I still remember my first time in Barcelona. As I usually do when I visit a new city, I checked out the cultural events happening in town. That’s how I found out about the Monday nights Jamboree’s What the Fuck (WTF), the longest-lasting jazz club jam session in Spain. Usually, the best musicians in town, whether local or international, show up. I will never forget my first WTF jam experience. The music I heard was so free and powerful, it had so much duende, that it made me feel like I was literally floating in mid air. The music became an inescapable magnetic force that pulled everybody in.

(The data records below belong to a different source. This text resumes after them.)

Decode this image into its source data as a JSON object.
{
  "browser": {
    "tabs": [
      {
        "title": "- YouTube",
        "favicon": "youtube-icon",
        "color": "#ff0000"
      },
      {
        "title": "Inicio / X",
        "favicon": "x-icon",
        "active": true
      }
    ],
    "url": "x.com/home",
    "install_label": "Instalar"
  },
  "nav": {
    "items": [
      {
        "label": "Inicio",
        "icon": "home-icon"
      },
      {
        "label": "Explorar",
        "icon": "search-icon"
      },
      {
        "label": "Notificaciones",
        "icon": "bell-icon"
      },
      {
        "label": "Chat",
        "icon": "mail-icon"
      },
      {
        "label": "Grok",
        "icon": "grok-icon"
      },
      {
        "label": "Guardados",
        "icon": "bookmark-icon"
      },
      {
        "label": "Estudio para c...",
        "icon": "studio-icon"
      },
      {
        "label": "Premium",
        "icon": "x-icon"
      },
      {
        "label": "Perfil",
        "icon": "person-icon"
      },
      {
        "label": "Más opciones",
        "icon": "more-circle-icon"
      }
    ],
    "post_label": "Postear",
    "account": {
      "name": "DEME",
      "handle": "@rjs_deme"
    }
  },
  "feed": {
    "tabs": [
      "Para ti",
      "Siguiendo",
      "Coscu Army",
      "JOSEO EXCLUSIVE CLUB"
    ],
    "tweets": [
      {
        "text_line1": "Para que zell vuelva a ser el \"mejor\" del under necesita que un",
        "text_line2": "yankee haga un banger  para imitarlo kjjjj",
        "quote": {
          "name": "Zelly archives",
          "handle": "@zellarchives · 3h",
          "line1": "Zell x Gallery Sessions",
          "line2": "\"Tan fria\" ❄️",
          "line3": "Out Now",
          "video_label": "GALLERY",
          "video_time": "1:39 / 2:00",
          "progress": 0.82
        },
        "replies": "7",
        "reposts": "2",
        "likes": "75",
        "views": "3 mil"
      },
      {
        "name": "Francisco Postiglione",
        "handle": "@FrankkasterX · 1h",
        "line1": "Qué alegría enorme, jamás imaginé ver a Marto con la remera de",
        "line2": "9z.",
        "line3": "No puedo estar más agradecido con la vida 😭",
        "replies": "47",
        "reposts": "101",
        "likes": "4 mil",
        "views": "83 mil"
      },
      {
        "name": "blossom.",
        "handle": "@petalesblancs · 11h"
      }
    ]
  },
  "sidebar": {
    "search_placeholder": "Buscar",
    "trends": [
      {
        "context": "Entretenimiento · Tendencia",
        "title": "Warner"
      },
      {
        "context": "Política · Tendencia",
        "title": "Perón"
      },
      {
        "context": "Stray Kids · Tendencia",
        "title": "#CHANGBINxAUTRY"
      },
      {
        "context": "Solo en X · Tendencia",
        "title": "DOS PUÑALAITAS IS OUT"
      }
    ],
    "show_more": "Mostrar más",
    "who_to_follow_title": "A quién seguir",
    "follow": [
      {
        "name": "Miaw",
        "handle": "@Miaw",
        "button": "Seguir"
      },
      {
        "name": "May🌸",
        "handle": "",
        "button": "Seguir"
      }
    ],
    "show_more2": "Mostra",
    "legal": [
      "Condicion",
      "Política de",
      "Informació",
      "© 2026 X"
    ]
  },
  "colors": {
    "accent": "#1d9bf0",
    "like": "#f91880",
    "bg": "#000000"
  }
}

Recently, I purposely went back to Barcelona on a Monday. I wanted to relive the WTF jam experience. Both times I told Aurelio Santos (master of ceremony and one-man orchestra) I wanted to jam. Aurelio asked me if I wanted to play standards or play free (free jamming started at 11). As an artist, I’ve always been in love with improvisation = taking true risks and not knowing where it’s all going to begin or end. To me, that has always been the true meaning of jamming: free, honest, unstructured, unplanned and spontaneous music. At times Aurelio will hum a created in the moment melody in your ear and everything starts from there. At other times he will become a human rhythm machine and we have to come up with a lick or groove. Either way something wonderful and unique is born every single time. Another thing I love about this particular jam session is that it is not centered around one particular music genre. It seems like these days most jam sessions focus on jazz and that’s it. But music is music. And music must be allowed to go wherever it wants or needs to go: from hip hop to flamenco to jazz to funk to soul to blues to rock to latin to wherever…
The environment on stage at the WTF jam is friendly, none of that show-off-ego-oriented-competitive attitude that obstructs good music from being made. Both times I had the chance to play several songs before Aurelio called the next pianist. And as I came off stage I found myself surrounded with new friends. And so I will always go back to Barcelona on Mondays.